Award-winning authors Aimee Nezhukumatathil and Ross Gay are teaming up in Oxford this Tuesday for the release of Nezhukumatathil’s fourth poetry collection, “Oceanic.”
Coming to Off Square Books on April 3, “Oceanic” will be the first book Nezhukumatathil launches in Mississippi. She’ll spend the evening reading aloud from her book, along with new poems featured nowhere else. Later, she’ll be interviewed by Gay, fellow poet and co-author of “Lace and Pyrite.”
This will be Nezhukumatathil’s second event at Square Books since moving from Buffalo, New York to Mississippi in 2016. During her first visit, she signed and read from her 2011 collection, “Lucky Fish.”
Turnout was high according to Square Books general manager, Lyn Roberts, who expects this event will draw more fanfare.
“She’s a really good poet, as well as a really good presenter,” Roberts said. “It should be really entertaining and interesting.”
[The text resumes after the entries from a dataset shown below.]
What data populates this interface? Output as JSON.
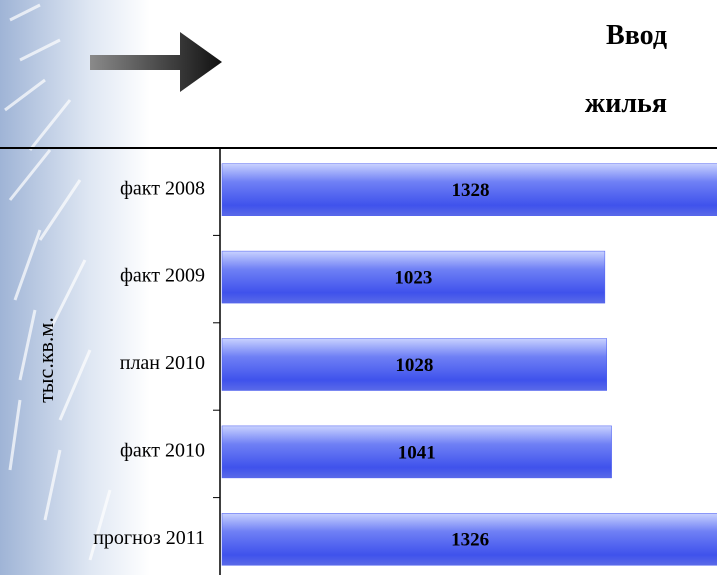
{
  "chart_data": {
    "type": "bar",
    "orientation": "horizontal",
    "title": "Ввод жилья",
    "y_label": "тыс.кв.м.",
    "categories": [
      "факт 2008",
      "факт 2009",
      "план 2010",
      "факт 2010",
      "прогноз 2011"
    ],
    "values": [
      1328,
      1023,
      1028,
      1041,
      1326
    ],
    "color": "#4a5cf0"
  }
}
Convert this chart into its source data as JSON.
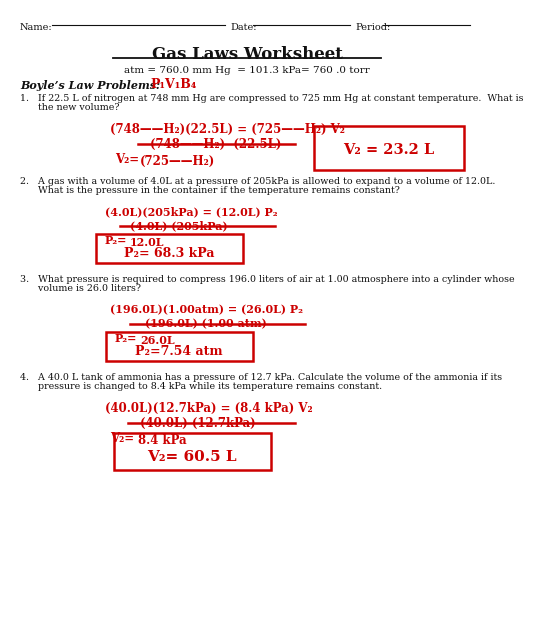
{
  "bg_color": "#ffffff",
  "red": "#cc0000",
  "black": "#111111",
  "title": "Gas Laws Worksheet",
  "subtitle": "atm = 760.0 mm Hg  = 101.3 kPa= 760 .0 torr",
  "name_label": "Name:",
  "date_label": "Date:",
  "period_label": "Period:",
  "boyles_label": "Boyle’s Law Problems:",
  "boyles_formula": "P₁V₁B₄",
  "q1_text1": "1.   If 22.5 L of nitrogen at 748 mm Hg are compressed to 725 mm Hg at constant temperature.  What is",
  "q1_text2": "      the new volume?",
  "q1_line1": "(748——H₂)(22.5L) = (725——H₂) V₂",
  "q1_line2": "(748——H₂)  (22.5L)",
  "q1_line3a": "V₂=",
  "q1_line3b": "(725——H₂)",
  "q1_ans": "V₂ = 23.2 L",
  "q2_text1": "2.   A gas with a volume of 4.0L at a pressure of 205kPa is allowed to expand to a volume of 12.0L.",
  "q2_text2": "      What is the pressure in the container if the temperature remains constant?",
  "q2_line1": "(4.0L)(205kPa) = (12.0L) P₂",
  "q2_line2": "(4.0L) (205kPa)",
  "q2_line3a": "P₂=",
  "q2_line3b": "12.0L",
  "q2_ans": "P₂= 68.3 kPa",
  "q3_text1": "3.   What pressure is required to compress 196.0 liters of air at 1.00 atmosphere into a cylinder whose",
  "q3_text2": "      volume is 26.0 liters?",
  "q3_line1": "(196.0L)(1.00atm) = (26.0L) P₂",
  "q3_line2": "(196.0L) (1.00 atm)",
  "q3_line3a": "P₂=",
  "q3_line3b": "26.0L",
  "q3_ans": "P₂=7.54 atm",
  "q4_text1": "4.   A 40.0 L tank of ammonia has a pressure of 12.7 kPa. Calculate the volume of the ammonia if its",
  "q4_text2": "      pressure is changed to 8.4 kPa while its temperature remains constant.",
  "q4_line1": "(40.0L)(12.7kPa) = (8.4 kPa) V₂",
  "q4_line2": "(40.0L) (12.7kPa)",
  "q4_line3a": "V₂=",
  "q4_line3b": "8.4 kPa",
  "q4_ans": "V₂= 60.5 L"
}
Nezhukumatathil’s poems typically start when an object catches her attention, whether natural or man-made. She first follows the subject through quick drafts, exploring possibilities and finding the story she wants to tell through rewrites and revisions.
“For me, it’s only upon a much later reflection that I make specific choices with regard to the line and diction of a poem,” Nezhukumatathil said. “Sometimes I only recognize the tone or mood of a poem when the poem is long done. The ‘what is this poem really about?’ usually doesn’t get answered until I’m done revising.”
On rare occasions, such as with “Oceanic,” Nezhukumatathil starts with a title, building up the work around the feelings attached to the discovery. The idea for “Oceanic” came to her while teaching a summer workshop to writers for the Chautauqua Writers’ Center in western New York.
“There was such a clear moment of gratitude for their brave hearts that they split wide open,” she said. “And though I was at the lake, flipping through my manuscript, waiting for my sons and husband to join me for lunch, the word I rested on was ‘oceanic.’”
The bulk of writing “Oceanic” wouldn’t take place in her home state, however. In 2016, Nezhukumatathil, her husband Dustin Parsons and their sons were all headed for Mississippi. Nezhukumatathil had been selected for Ole Miss’s John and Renee Grisham fellowship, a $75,000 scholarship requiring her to live in Oxford for the the academic year. Parsons, then a university professor on a year-long sabbatical, came along.
“When we got here, it meant that there was a lot of discovery, and part of that was looking at new trees and new birds and, also, new culture, the new world around her – new food, new relationships, new music,” Parsons said. “In pursuit of a poem or essay, she’ll kind of absorb all this knowledge of the world around her, and that’s kind of what’s changed about her writing, and you know, maybe mine too.”
Six months into her stay at Ole Miss, the university offered Nezhukumatathil the chance to work as a professor with the Master of Arts in English program. Shortly after, Parsons would be hired as Senior Lecturer of English.
Along with her growing teaching portfolio at Ole Miss, Nezhukumatathil edits poetry for “Orion,” a bi-monthly nature magazine. She also mentors with the nonprofit Asian American writers’ association, “Kundiman.”
“It makes it unfathomable that she’s as successful and prolific as she is with her writing,” Parsons said.
With this latest launch, Nezhukumatathil hopes to instill in readers the passion for the natural world she bases so much of her work around, not only in discussion, but in action as well.
“I hope to get people thrilled and excited about the urgency and loveliness of nature writing,” she said. “And that at any age, they could possibly be part of that conversation or at the very least introduce them to writers who ignite a sense of protection of their planet.”